I also like the renewed realisation this book gave me that Andrew and I got off lightly. Cath's husband gets much sicker than Andrew ever did, and takes seven years to die instead of two. I'm thankful all over again. At the same time I recognise many of the things that befall Cath and her husband, and I know very well from first-hand experience that the author is restrained in conveying the harrowing details. She doesn't dwell on things which I know (from what she does say) would have happened – repeatedly.


So I'm actually glad I read it. For sure I would not have kept on reading if I hadn't wanted to. (I am still not planning on reading anything more on this topic!) The characters come across as real, which of course they are, and Cath and her husband are engaging. I like her 'voice'. 


I would call this book a fictionalised memoir. However, reading it as a novel allowed me not to go to pieces while doing so. 


And it's a good book.  


Post-Script:
It’s a very good book! (Which might also have something to do with the fact that I liked it.) After I wrote this post, I checked some of my facts on Wikipedia, and also learned:

'Jennings was awarded the Christina Stead Prize for fiction for Moral Hazard, which was also shortlisted for the 2003 Miles Franklin Award, the Los Angeles Times Fiction Prize, and the Tasmania Pacific Region Prize. Snake [an earlier novel] was a New York Times Notable Book of the Year, as was Moral Hazard.'


1 comment:

  1. Comments cross-posted from a different platform:

    satyapriya
    I do read a number of 'my child with autism' memoirs, mainly to see how they write it, as I'm doing my own memoir in sporadic bursts. But I don't read them for fun. The 'I cured my child' books are just tiresome. I feel like, I should call my book "I Didn't, He's Still Weird".
    I found the book 'The Rosie Project' an unamusing and rather hideous read, as it seems to use the Asperger's protagonist for laughs.
    Oh yes, Sheldon from 'The Big Bang Theory' is lots of fun, until you have to live with those less endearing aspects daily.
    Why do people think we will love books or movies that trigger us?
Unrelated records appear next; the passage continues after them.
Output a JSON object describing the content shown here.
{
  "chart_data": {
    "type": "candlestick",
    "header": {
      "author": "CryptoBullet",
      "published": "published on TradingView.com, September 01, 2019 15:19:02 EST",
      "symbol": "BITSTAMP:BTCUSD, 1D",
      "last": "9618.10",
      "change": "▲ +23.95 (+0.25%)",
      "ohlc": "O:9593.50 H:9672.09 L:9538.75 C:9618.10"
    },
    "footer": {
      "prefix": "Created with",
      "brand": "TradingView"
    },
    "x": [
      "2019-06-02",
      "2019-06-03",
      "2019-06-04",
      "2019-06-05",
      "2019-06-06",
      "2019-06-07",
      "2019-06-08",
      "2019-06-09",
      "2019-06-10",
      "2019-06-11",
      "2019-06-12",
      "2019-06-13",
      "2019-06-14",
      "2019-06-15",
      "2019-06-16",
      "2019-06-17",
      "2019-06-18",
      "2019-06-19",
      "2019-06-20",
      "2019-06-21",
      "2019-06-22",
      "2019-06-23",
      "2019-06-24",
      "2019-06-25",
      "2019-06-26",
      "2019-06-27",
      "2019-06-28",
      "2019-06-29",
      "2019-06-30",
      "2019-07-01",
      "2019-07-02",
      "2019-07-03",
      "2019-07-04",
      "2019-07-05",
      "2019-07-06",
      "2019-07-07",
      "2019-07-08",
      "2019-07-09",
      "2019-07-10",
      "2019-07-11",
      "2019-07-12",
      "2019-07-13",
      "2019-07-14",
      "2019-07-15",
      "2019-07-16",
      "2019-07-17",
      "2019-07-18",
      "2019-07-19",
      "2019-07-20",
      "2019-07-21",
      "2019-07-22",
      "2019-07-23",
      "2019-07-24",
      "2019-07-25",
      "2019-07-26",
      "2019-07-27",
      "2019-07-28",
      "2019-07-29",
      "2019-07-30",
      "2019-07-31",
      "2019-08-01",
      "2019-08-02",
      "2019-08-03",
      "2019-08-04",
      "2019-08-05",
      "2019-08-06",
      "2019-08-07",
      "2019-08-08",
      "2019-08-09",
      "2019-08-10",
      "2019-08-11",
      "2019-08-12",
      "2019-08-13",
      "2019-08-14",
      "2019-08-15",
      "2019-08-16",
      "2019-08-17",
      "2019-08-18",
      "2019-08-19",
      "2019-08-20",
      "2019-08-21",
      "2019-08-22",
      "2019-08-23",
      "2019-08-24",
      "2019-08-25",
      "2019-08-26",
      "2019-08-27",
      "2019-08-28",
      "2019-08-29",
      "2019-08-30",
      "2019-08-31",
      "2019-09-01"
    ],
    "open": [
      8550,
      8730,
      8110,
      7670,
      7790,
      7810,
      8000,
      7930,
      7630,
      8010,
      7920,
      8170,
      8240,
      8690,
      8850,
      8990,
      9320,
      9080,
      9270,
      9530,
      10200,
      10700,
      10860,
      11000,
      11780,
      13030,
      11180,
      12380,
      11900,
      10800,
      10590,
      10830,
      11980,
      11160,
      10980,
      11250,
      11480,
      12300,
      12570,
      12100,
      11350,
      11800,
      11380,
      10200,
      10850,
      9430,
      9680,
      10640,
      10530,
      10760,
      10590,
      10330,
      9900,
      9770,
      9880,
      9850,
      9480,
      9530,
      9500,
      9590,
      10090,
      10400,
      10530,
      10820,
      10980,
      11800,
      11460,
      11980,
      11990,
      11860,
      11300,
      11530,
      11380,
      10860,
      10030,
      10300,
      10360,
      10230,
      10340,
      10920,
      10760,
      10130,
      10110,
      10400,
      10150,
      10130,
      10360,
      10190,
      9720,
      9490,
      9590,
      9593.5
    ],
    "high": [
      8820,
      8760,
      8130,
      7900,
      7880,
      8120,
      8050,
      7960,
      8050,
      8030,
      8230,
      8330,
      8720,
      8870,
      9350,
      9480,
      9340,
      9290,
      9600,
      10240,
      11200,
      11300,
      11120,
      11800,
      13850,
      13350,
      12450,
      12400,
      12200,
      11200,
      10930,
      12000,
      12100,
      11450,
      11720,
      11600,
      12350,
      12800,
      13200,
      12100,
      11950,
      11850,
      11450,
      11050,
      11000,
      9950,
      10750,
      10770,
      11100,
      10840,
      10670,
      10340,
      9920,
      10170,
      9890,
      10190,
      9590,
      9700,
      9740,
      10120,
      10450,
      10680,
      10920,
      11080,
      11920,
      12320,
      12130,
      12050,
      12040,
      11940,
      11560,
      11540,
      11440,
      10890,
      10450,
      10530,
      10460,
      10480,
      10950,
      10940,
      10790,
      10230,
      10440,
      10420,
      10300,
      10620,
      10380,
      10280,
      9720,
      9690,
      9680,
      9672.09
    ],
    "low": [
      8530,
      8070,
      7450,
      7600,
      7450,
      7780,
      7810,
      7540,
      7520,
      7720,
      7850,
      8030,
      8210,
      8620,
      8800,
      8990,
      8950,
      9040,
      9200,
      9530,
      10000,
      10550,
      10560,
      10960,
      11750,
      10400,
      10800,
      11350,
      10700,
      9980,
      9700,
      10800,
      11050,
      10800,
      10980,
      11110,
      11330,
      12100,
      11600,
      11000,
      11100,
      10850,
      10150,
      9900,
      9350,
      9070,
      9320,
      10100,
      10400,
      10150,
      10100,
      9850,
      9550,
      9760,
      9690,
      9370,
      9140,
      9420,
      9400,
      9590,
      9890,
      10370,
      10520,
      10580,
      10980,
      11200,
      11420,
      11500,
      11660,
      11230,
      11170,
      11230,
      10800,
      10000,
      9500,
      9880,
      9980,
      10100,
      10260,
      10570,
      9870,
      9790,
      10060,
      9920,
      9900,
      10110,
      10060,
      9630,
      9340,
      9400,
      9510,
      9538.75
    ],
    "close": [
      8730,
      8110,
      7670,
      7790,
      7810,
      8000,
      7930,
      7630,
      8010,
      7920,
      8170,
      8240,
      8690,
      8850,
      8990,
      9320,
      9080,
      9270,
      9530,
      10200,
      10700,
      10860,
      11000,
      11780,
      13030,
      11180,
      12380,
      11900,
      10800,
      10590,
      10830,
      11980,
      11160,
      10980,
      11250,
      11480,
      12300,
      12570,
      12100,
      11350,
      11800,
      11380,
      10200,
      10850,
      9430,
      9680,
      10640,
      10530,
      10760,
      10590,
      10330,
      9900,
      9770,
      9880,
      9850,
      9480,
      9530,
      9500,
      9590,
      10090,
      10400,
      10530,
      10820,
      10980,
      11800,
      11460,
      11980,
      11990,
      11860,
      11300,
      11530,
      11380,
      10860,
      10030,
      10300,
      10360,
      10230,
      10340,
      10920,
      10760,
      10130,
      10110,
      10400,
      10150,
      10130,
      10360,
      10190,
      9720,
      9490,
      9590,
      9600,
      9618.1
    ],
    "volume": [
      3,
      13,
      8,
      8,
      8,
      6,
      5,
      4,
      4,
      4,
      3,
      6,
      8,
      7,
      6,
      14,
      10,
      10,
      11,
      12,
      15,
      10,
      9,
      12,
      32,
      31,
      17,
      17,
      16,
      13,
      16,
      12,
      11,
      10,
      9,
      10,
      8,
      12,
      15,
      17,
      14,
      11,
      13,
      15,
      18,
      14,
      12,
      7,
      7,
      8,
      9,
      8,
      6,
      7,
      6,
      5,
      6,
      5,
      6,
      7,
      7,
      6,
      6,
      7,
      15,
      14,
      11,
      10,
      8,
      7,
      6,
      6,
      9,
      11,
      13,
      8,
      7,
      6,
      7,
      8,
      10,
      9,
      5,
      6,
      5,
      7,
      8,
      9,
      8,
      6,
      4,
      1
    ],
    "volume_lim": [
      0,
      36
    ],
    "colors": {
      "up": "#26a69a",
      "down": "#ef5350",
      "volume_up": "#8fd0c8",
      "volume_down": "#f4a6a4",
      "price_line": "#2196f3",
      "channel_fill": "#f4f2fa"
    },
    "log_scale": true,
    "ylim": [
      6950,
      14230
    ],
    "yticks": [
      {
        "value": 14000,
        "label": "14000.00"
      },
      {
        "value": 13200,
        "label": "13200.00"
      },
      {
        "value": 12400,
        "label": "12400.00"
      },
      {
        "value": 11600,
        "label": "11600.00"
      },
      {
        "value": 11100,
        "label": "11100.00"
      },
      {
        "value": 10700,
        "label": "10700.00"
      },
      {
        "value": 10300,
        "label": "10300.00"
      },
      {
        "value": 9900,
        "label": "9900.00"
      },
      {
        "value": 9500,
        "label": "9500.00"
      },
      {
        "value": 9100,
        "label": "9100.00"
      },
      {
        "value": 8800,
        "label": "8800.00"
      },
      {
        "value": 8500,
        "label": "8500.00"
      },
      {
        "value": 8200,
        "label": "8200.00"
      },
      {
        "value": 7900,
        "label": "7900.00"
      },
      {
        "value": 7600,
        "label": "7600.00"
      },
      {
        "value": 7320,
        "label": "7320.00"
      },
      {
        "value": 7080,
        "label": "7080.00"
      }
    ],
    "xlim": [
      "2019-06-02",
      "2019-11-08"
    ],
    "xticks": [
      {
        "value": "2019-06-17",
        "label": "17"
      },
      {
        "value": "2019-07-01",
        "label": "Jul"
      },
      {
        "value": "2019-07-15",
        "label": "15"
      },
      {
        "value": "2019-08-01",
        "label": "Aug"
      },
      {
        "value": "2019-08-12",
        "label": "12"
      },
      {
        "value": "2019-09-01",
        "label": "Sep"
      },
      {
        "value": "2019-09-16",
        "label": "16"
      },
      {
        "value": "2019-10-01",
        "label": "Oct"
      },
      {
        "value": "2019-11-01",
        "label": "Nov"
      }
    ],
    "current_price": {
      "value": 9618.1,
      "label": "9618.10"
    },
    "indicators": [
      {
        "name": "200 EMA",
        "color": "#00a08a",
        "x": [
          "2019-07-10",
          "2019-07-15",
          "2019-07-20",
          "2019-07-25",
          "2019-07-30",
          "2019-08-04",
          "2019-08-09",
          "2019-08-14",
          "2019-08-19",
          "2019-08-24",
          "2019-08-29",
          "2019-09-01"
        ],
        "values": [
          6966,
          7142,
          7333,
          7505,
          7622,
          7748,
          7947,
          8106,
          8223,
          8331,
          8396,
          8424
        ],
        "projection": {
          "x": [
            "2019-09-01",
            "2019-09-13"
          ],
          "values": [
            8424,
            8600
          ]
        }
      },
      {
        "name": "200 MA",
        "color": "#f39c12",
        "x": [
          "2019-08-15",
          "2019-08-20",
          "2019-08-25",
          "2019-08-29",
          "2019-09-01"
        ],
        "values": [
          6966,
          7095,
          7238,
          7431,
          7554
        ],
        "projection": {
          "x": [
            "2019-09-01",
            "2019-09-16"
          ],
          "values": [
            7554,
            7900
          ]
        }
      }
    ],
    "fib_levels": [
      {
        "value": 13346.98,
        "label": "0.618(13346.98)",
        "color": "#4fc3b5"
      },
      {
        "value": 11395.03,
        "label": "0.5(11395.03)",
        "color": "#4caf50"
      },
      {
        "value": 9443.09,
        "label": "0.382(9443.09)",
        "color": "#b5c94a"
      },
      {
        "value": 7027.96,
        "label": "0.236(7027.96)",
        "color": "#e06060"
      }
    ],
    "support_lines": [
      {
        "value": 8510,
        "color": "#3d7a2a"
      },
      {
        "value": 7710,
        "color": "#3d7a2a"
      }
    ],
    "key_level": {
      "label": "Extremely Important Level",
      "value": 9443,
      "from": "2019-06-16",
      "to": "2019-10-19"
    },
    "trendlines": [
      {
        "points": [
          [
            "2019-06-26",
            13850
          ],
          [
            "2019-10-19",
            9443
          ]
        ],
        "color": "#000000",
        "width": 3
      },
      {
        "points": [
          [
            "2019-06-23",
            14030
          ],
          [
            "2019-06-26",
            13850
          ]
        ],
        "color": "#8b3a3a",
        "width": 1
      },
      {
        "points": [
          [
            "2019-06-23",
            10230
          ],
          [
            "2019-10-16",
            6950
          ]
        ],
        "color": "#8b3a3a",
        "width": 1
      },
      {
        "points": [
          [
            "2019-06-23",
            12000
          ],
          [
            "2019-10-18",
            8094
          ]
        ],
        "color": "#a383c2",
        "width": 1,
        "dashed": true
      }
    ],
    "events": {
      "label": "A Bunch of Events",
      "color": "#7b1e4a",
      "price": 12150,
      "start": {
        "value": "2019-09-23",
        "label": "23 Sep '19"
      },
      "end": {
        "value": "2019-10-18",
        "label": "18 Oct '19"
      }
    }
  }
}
    Snaky, if I've ever sent you a wrong book, tell me to piss off.

    snakypoet
    You have NEVER sent me a wrong book!

    (Only, physically, you have to be careful with printed books that the font is not too small and/or faint for my eyesight. With an ebook, I can adjust it to suit. The last book you sent me is just fine, and in fact I think there has only ever been one that was a bit tricky in that respect. I make do with a magnifying glass if need be, but ebooks are a safer bet for me.)